There are some cases when you need to run your model on a small instance. For example, if your model is being called 1 time per hour or you just don’t want to pay $150 per month to Amazon for t2.2xlarge instance with 32Gb RAM. The problem is that the size of most pre-trained word embeddings can reach tens of gigabytes.

In this post, I will describe the method of access word vectors without loading it into memory. The idea is to simply save word vectors as a matrix so that we could compute the position of each row without reading any other rows from disk.

Fortunately, all this logic is already implemented in `numpy.memmap`

.
The only thing we need to implement ourselves is the function which converts word into an appropriate index. We can simply store the whole vocabulary in memory or use hashing trick, it does not matter at this point.
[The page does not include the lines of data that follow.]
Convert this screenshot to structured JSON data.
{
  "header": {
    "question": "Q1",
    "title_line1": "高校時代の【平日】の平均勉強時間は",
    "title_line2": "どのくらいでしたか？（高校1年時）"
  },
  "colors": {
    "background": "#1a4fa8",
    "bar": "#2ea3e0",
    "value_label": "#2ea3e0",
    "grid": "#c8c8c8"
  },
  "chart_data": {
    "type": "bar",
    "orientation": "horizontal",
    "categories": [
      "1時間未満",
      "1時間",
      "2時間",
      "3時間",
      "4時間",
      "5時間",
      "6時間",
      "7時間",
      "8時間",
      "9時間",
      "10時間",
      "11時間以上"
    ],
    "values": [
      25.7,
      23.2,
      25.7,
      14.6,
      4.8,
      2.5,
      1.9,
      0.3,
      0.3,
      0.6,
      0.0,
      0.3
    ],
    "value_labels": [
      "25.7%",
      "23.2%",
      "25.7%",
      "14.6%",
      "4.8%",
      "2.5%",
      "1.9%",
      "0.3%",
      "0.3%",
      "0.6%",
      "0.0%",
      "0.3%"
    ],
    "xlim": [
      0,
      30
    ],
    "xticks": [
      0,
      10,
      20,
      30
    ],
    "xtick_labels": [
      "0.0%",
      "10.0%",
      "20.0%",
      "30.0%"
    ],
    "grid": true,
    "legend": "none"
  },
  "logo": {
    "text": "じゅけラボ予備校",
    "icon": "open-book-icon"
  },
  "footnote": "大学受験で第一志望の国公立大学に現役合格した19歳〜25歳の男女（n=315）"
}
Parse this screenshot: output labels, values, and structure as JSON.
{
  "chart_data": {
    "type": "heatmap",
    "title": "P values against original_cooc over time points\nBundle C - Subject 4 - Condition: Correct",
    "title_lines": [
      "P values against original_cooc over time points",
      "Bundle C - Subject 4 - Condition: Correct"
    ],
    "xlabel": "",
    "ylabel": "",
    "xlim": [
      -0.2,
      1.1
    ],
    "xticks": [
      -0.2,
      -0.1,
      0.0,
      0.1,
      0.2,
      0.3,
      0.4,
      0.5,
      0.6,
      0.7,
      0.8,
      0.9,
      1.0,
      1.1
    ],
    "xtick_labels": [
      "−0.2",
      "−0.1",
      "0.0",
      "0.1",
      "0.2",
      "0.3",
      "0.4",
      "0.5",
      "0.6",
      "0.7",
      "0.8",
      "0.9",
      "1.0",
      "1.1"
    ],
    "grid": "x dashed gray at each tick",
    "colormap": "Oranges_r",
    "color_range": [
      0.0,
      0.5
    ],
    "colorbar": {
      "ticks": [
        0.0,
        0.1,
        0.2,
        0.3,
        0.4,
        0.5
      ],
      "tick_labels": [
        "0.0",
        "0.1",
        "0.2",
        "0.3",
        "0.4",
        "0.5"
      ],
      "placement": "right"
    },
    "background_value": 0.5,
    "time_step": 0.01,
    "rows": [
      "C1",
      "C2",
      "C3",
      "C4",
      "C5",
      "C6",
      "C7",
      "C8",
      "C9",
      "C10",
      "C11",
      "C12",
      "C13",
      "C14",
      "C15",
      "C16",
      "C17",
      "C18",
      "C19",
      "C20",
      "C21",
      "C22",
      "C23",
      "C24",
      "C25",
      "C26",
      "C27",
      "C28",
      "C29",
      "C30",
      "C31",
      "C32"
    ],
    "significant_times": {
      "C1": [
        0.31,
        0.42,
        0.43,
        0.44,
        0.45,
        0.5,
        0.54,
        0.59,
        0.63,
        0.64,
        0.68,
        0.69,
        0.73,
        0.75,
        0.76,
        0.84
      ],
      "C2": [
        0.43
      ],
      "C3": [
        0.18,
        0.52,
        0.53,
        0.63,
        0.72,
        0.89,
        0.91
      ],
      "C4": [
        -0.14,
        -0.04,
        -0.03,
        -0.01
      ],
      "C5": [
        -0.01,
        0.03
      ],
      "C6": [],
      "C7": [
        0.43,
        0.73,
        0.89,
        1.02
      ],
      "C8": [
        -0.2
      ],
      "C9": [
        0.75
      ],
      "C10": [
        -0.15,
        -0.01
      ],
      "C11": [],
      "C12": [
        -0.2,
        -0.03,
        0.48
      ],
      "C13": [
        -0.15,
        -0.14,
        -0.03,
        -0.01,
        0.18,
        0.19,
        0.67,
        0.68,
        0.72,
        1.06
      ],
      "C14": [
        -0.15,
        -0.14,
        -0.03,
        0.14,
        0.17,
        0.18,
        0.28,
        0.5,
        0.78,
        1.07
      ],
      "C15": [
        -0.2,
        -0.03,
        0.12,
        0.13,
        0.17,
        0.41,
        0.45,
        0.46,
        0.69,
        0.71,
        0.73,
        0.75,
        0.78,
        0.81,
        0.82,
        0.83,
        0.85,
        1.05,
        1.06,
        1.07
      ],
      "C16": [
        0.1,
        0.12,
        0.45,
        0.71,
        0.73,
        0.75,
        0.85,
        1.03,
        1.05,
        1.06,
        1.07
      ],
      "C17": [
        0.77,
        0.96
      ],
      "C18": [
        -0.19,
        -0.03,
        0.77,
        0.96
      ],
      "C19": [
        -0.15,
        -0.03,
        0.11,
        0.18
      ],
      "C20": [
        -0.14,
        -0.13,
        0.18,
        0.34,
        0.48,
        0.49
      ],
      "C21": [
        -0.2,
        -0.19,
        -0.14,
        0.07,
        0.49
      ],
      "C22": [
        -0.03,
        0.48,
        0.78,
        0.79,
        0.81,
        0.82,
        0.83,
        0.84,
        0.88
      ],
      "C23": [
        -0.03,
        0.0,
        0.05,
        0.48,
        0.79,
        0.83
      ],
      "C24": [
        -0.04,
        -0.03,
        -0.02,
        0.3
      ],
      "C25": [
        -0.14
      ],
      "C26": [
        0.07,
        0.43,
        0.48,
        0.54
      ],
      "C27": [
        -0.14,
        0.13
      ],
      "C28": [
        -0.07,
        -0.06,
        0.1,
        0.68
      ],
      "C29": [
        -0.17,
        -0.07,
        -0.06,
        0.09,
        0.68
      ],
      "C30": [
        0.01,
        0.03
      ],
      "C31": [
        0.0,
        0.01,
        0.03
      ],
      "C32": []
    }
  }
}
It is slightly harder to store FastText vectors that way because it requires additional computation on n-grams to obtain word vector. So for simplicity, we will just pre-compute vectors for all necessary words.

You may take a look at a simple implementation of the described approach here: https://github.com/generall/OneShotNLP/blob/master/src/utils/disc_vectors.py

Class `DiscVectors`

contains method for converting fastText `.bin`

model into on-disk matrix representation and json file with vocabulary and meta-information.
Once the model is converted, you can retrieve vectors with `get_word_vector`

method. Performance check shows that in the worst case it takes 20 µs to retrieve single vector, pretty good since we are not using any significant amount of RAM.

## Bonus: CPU or GPU?

If you have enough RAM to store embeddings, but you are still in doubt if it worth to put it on GPU or make your batch a little larger, here are some experiments:

```
def on_cuda():
batch = np.random.randint(0, 100000, size=(100, 100))
batch = torch.from_numpy(batch)
batch = batch.cuda()
batch = emb(batch)
return batch
def on_cpu():
batch = np.random.randint(0, 100000, size=(100, 100))
batch = emb_np[batch]
batch = torch.from_numpy(batch)
batch = batch.cuda()
return batch
```

It appears that storing embeddings on GPU is almost 40 times faster than convert them afterwards. This is because transferring data across the bus between the RAM and the GPU memory is the bottleneck in this process. The less information is transmitted over the slow bus, the faster the whole process as a whole.